REPUBLIKA.CO.ID, JAKARTA -- Abu Hamid Muhammad bin Muhammad al-Ghazali merupakan seorang teolog besar dalam sejarah peradaban Islam. Imam al-Ghazali berasal dari bangsa Persia. Dia dijuluki sebagai Hujjatul Islam (Pembela Islam) lantaran membela akidah agama ini.
Di Baghdad, ulama kelahiran tahun 1058 itu mencapai puncak kariernya selaku akademisi. Namun, ia sempat mengalami krisis sehingga memutuskan untuk pergi berkelana. Alim bermazhab Syafii tersebut memilih jalan sufi untuk mencapai ketenteraman hidup. Dia pun mewariskan banyak karya.
Berikut ini adalah sejumlah nasihat Imam al-Ghazali mengenai keutamaan pikiran yang bebas, sebagaimana disarikan Yusuf al- Qardhawi dalam bukunya, Al-Imam al-Ghazaly baina Madihihi wa Naqidihi.
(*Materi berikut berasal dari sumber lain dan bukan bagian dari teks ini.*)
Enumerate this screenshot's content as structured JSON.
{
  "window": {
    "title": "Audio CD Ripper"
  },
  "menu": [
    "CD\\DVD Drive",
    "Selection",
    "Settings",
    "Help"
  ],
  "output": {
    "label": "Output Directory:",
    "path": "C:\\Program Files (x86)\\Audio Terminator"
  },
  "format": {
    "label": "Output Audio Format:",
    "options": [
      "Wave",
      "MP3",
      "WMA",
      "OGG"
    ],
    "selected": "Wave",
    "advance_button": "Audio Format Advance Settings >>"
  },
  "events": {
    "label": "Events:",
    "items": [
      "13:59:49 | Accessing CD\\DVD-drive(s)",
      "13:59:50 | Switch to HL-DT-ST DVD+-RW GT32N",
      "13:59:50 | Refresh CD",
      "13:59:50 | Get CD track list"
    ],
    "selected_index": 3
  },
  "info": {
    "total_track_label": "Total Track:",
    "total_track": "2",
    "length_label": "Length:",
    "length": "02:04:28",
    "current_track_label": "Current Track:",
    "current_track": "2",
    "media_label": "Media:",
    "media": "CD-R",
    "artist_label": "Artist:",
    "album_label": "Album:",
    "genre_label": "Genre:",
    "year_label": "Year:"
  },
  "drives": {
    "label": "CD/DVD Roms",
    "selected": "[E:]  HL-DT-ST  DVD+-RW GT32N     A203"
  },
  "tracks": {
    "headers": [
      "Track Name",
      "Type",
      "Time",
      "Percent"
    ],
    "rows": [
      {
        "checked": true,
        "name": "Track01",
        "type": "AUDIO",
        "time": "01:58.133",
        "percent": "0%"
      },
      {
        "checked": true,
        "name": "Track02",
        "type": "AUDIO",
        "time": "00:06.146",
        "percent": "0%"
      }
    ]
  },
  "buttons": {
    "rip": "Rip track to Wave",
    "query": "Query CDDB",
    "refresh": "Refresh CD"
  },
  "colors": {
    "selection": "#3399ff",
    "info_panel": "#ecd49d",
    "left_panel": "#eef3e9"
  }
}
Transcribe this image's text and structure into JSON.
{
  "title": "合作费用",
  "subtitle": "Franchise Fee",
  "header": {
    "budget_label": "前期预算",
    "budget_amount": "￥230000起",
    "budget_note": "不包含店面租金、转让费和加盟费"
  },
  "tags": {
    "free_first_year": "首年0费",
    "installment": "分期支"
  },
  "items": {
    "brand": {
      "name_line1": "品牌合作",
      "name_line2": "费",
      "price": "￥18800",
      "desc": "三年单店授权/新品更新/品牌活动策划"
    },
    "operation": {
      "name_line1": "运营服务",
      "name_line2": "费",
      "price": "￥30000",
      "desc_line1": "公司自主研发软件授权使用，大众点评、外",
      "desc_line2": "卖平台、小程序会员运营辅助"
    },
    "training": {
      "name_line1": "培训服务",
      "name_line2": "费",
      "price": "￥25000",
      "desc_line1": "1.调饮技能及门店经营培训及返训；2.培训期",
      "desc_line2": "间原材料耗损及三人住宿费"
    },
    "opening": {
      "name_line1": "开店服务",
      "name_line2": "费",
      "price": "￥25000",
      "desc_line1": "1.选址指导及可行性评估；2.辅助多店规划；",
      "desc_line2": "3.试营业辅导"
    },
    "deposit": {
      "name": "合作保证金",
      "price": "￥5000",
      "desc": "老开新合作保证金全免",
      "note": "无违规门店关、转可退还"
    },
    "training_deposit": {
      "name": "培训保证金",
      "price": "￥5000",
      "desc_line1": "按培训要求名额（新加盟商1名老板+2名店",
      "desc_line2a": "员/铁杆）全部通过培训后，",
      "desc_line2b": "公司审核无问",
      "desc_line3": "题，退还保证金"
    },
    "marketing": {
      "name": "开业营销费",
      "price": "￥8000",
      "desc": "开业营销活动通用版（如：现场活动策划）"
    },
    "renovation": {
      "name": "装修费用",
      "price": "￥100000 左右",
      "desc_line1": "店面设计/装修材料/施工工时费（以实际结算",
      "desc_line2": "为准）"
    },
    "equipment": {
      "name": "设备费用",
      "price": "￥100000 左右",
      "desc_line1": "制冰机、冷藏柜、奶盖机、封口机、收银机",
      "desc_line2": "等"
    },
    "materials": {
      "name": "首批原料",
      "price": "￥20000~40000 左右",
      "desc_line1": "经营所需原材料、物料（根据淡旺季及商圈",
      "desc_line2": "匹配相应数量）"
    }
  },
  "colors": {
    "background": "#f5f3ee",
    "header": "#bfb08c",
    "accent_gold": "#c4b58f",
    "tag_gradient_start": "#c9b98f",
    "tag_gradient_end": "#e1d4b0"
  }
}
Tiga hal ini dapat menjadi keteladanan bagi kita,
Bersikap objektif
Menurut Yusuf al-Qardhawi, al-Ghazali menyerukan orang-orang agar meneliti suatu pendapat, bukan orang yang mengutarakan pendapat itu. Pesannya sebagai berikut, Janganlah mengetahui kebenaran lewat tokoh. Akan tetapi, ketahuilah kebenaran. Niscaya, (engkau) akan tahu siapa pemilik kebenaran itu.
Maknanya, jangan sampai kesukaan subjektif kita kepada seseorang membuat kita tidak adil dalam menilai perkataannya. Bila yang diucapkannya adalah suatu kebenaran, akuilah itu. Begitu pula sebaliknya. Tidak perlu terlalu fanatik pada seseorang atau suatu kelompok. Fanatisme buta hanya membebalkan pikiran.